Un fondo del professor Ernesto Galli della Loggia sull’eredità di Forza Italia, ha suscitato un dibattito di grande levatura culturale. Al famoso accademico ha infatti risposto per “rime contrarie” un altro grande intellettuale di casa nostra: Giuliano Ferrara. Di cosa hanno dibattuto i due? E’ presto detto: della fine dell’esperienza politica del movimento azzurro e con essa dell’idea stessa del partito liberale di massa propugnata, a suo tempo, dal Cavaliere.

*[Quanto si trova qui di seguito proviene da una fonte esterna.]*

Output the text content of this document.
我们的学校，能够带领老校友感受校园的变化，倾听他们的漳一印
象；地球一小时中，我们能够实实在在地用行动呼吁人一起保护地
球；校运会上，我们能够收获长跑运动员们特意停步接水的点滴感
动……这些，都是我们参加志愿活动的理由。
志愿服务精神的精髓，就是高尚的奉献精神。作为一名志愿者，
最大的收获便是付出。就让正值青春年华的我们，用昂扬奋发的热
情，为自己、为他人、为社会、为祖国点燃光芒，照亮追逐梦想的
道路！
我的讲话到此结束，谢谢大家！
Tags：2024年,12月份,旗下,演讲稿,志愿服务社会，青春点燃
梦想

Smarrita questa strada, con la “risacca” della bocciatura della riforma costituzionale ed il ritorno dello Statalismo, il governo ha praticamente riadottato l’antica modalità di gestione della cosa pubblica attraverso l’uso della leva della spesa statale a debito crescente. Le istituzioni sono rimaste ferme al pari di molte riforme (Costituzione, partiti politici, giustizia, fisco e stato sociale). Altre, invece, sono state semplicemente congelate (come scuola e previdenza sociale).
Un quadro arcinoto, soprattutto dopo la constatazione del fallimento della farlocca rivoluzione grillina, durata lo spazio di un biennio. Ed è a questo punto che Galli della Loggia ha assegnato a Matteo Salvini l’eredità e quindi il compito di incarnare le politiche liberali nel Belpaese, abbandonando i toni esacerbati da capo del partito populista. La risposta polemica del fondatore del “Foglio”, non si è fatta attendere. L’Elefantino ha infatti contestato alla radice la possibilità che il leader del Carroccio possa interpretare un ruolo di moderazione ed essere, al contempo, erede di progetti e programmi di stampo liberale rimasti inevasi. Secondo Giuliano Ferrara, quell’insieme di valori merita e necessita un’altra tipologia di leader politico con un retroterra culturale più solido. Il liberalismo, secondo Ferrara, è scienza dello Stato e dell’economia e mal si concilia col partito che lancia la sfiducia al governo direttamente dalla spiaggia del Papete.
Personalmente, sono tra quelli che credono che il primo passo da fare sia la riforma dei partiti in enti di diritto pubblico finanziari e controllati dallo Stato solo per talune funzioni organizzative, tuttavia concordo sul fatto che il populismo ed il qualunquismo di stampo salviniano, siano ben distanti da quello che fu Forza Italia nel 1994. Tuttavia, la disputa tra i due intellettuali, “rinfacci” a parte sulla coerenza dei rispettivi percorsi politici, mette a nudo una chiara esigenza sul versante del centrodestra: quella di ricollocare valori, idee e prospettive politiche in ambiti meno facinorosi e lontani da scontri all’ultimo sangue con chiunque non sia d’accordo con la politica migratoria ed euroscettica della Lega. Ferrara sa bene che i leader carismatici non si trovano a portata di mano, e che senza il rilancio dei partiti, della militanza e della consapevolezza dei propri obiettivi, l’elettorato più condizionabile dal bisogno e dagli aiuti statali, continuerà con effimera ed alterna fortuna, a prendere il sopravvento.
L’idea di dare vita all’Assemblea Costituente sarebbe di per se stessa rivoluzionaria per evitare che quel che resta della politica seria ed avveduta affoghi nella palude delle eterne buone intenzioni mai realizzate. Insomma, mentre nel centrosinistra, pur tra “Sardine” e capriole, si comincia a costruire il un nuovo percorso, sull’altro versante della barricata tutto si lega all’attivismo verboso della Meloni ed alle citofonate di Salvini. Certo finora le spoglie politiche di Berlusconi hanno fatto comodo sia a FdI che al partito di via Bellerio facendone incrementare le percentuali e aumentandone la voce in capitolo. Però, una volta esaurito il flusso di voti e la transumanza politica si dovrà pure ragionare su quale possa essere l’idea dello Stato, della Società e dell’Economia da contrapporre al modello pauperistico statale ed al cripto socialismo che perdura continuativamente da decenni.
Molti sono stati quelli che hanno confuso, spesso ad arte, il retaggio di valori politici e statuali della destra liberale e democratica, con altre destre spesso confondendo lo Stato autoritario ed accentratore come sinonimo della destra stessa. La destra di cui milioni di elettori hanno bisogno è invece ben altro: diritti e libertà garantite ai cittadini ed indisponibili per lo Stato, economia di mercato, per quanto temperata e controllata, che introduca nelle flaccide membra della burocrazia statale concetti di concorrenza, efficienza, merito ed economicità. Servizi Statali la cui sopravvivenza sia decretata dai cittadini fruitori per la qualità del servizio stesso; liberalizzazione di ambiti in monopolio. E ancora: detassazione, riforma dei poteri e loro separazione, riforme della giustizia, della scuola, del fisco e della macchina amministrativa. Sono principi che si possono ritrovare nella destra di Prezzolini non in quella di Mussolini. Se mancheranno questi valori la destra non sarà né vera né utile per le coscienze e gli interessi liberali.